Rouselle “Bo” Sutton III and Natalie Bunnell (courtesy photo)
Everyone in Florida’s construction industry should be aware of and voice their support for Florida Senate Bill 204 and its counterpart, House Bill 377. These bills would amend Florida Statute §95.11(3)(c), the construction statute of repose, in order to close a recent loophole that has caused the statute, which was intended to be definite but is no longer.
The statute of repose bars unfiled lawsuits pertaining to latent defects in the design, planning or construction of improvements to real property after the passage of 10 years. Patent defects are subject to the four-year statute of limitations, not the statute of repose.

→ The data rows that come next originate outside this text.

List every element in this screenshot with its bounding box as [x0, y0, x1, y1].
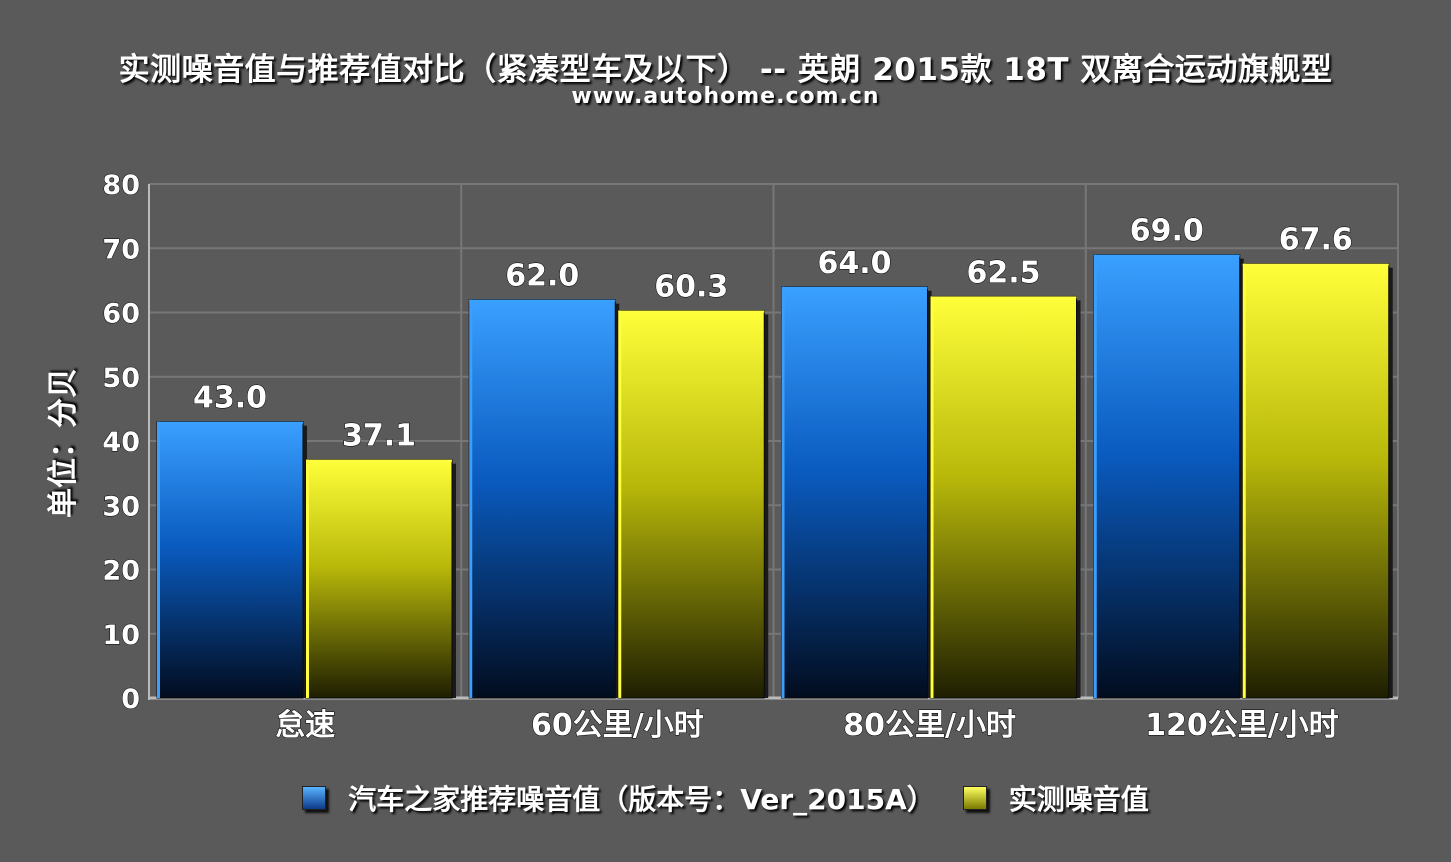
x-tick-label: 80公里/小时 [843, 708, 1016, 743]
bar-recommended [468, 299, 616, 699]
bar-top-highlight [306, 459, 452, 462]
y-tick-label: 30 [102, 491, 140, 522]
bar-value-label: 37.1 [342, 419, 416, 454]
x-tick-label: 120公里/小时 [1145, 708, 1339, 743]
legend-label-measured: 实测噪音值 [1008, 783, 1149, 816]
bar-value-label: 64.0 [817, 246, 891, 281]
bar-value-label: 69.0 [1130, 214, 1204, 249]
bar-measured [305, 459, 453, 699]
y-tick-label: 60 [102, 299, 140, 330]
bar-recommended [156, 421, 304, 699]
bar-top-highlight [469, 299, 616, 302]
bar-top-highlight [1242, 263, 1389, 266]
chart-subtitle: www.autohome.com.cn [571, 84, 880, 109]
y-tick-label: 20 [102, 556, 140, 587]
bar-recommended [1093, 254, 1241, 699]
legend-swatch-measured [962, 786, 987, 810]
bar-value-label: 67.6 [1279, 223, 1353, 258]
legend-item-recommended: 汽车之家推荐噪音值（版本号：Ver_2015A） [302, 778, 935, 818]
bar-edge-highlight [1093, 254, 1097, 699]
bar-top-highlight [1093, 254, 1240, 257]
bar-top-highlight [781, 286, 928, 289]
y-tick-label: 80 [102, 170, 140, 201]
y-tick-label: 40 [102, 427, 140, 458]
bar-recommended [781, 286, 928, 699]
x-tick-label: 怠速 [275, 708, 335, 743]
bar-edge-highlight [1242, 263, 1246, 698]
bar-edge-highlight [306, 459, 309, 698]
bar-measured [930, 295, 1077, 699]
y-tick-label: 70 [102, 234, 140, 265]
bar-measured [1242, 263, 1390, 699]
legend: 汽车之家推荐噪音值（版本号：Ver_2015A） 实测噪音值 [0, 778, 1451, 818]
x-tick-label: 60公里/小时 [531, 708, 704, 743]
legend-label-recommended: 汽车之家推荐噪音值（版本号：Ver_2015A） [348, 783, 935, 816]
y-tick-label: 10 [102, 620, 140, 651]
legend-item-measured: 实测噪音值 [962, 778, 1149, 818]
y-tick-label: 50 [102, 363, 140, 394]
legend-swatch-recommended [302, 786, 327, 810]
bar-top-highlight [930, 296, 1077, 299]
bar-edge-highlight [618, 310, 622, 698]
bar-value-label: 62.0 [505, 259, 579, 294]
y-tick-label: 0 [121, 684, 140, 715]
bar-edge-highlight [469, 299, 473, 698]
bar-value-label: 60.3 [654, 270, 728, 305]
bar-value-label: 43.0 [193, 381, 267, 416]
bar-measured [617, 310, 765, 699]
bar-top-highlight [618, 310, 765, 313]
bar-value-label: 62.5 [966, 255, 1040, 290]
chart-title: 实测噪音值与推荐值对比（紧凑型车及以下） -- 英朗 2015款 18T 双离合… [118, 52, 1333, 88]
bar-edge-highlight [157, 421, 160, 698]
bar-top-highlight [157, 421, 303, 424]
bar-edge-highlight [930, 296, 934, 698]
bar-edge-highlight [781, 286, 785, 698]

However, 10 years does not necessarily mean 10 years. It is not until 10 years after the last of four specified events to occur that construction-related liability ceases. In Florida, the 10-year deadline begins to run from the last date of the following: actual possession by the owner, issuance of a certificate of occupancy, date of abandonment of construction, or the date of completion or termination of the contract between the engineer, architect and licensed contractor with the owner.
The loophole the bills would close is in the fourth trigger: completion of the contract.
Florida courts have wrestled with the question of what does “completion or termination of the contract” mean and, if completion of the contract is the last of the four triggers to occur, from what date the 10-year window is measured.
Florida’s Fifth District Court of Appeal weighed in on this issue in 2015. In Cypress Fairway Condominium v. Bergeron Construction, the court held that “contract completion” was the date on which final payment was made rather than when the work under the contract was completed. This distinction is critical as construction can be completed long before final payment is made. It further poses concerns if final payment on the contract is never made or is not made in full.
Because this issue has not been directly addressed by Florida courts, it leaves an open question about whether or when the statute of repose begins to run. In the Cypress Fairways case, had the statute of repose been tied to completion of construction rather than final payment, the lawsuit would have been barred. Instead, the developers, planners, designers and contractors found themselves in the unenviable position of defending against construction defect claims involving a project more than 10 years old.
The new legislation was, in large part, introduced in response to the Cypress Fairways court’s holding; to now tie up the “completion of contract” loose end by linking it to completion of contract work (not including punch list work) rather than receipt of final payment.
Completion of the contract would be defined as: “Completion of the contract means the latter of the date of final performance of all the contracted services or the date that final payment for such services becomes due without regard to the date final payment is made.” Both bills seek to provide clarity as to what “completion of the contract” means and could have a large effect on how courts interpret completion when applying the statute of repose to cases involving old construction.
While the bills will define what completion of the contract means, if it does not pass, planners, engineers, architects and contractors should take certain steps to help protect themselves. For one, payment deadlines should be included in contracts. For example, a contract could include a term that specifies the owner must make payment within 20 days of a final payment application, regardless of punch list items remaining. If payment is not made within 20 days or it is not full payment, the contract might still be deemed complete, just that the owner breached it. The owner should not be permitted to prevent the statute of repose from beginning by not making timely or full payment. Otherwise, construction-related liability could be open-ended.
Other legislative attempts involving the statute of repose have failed in recent years, including an effort to reduce the statute of repose window from 10 years to seven years. The current amendment to the law is certainly critical to avoid unnecessary litigation, but a three-year reduction would significantly help to reduce extended legal exposure.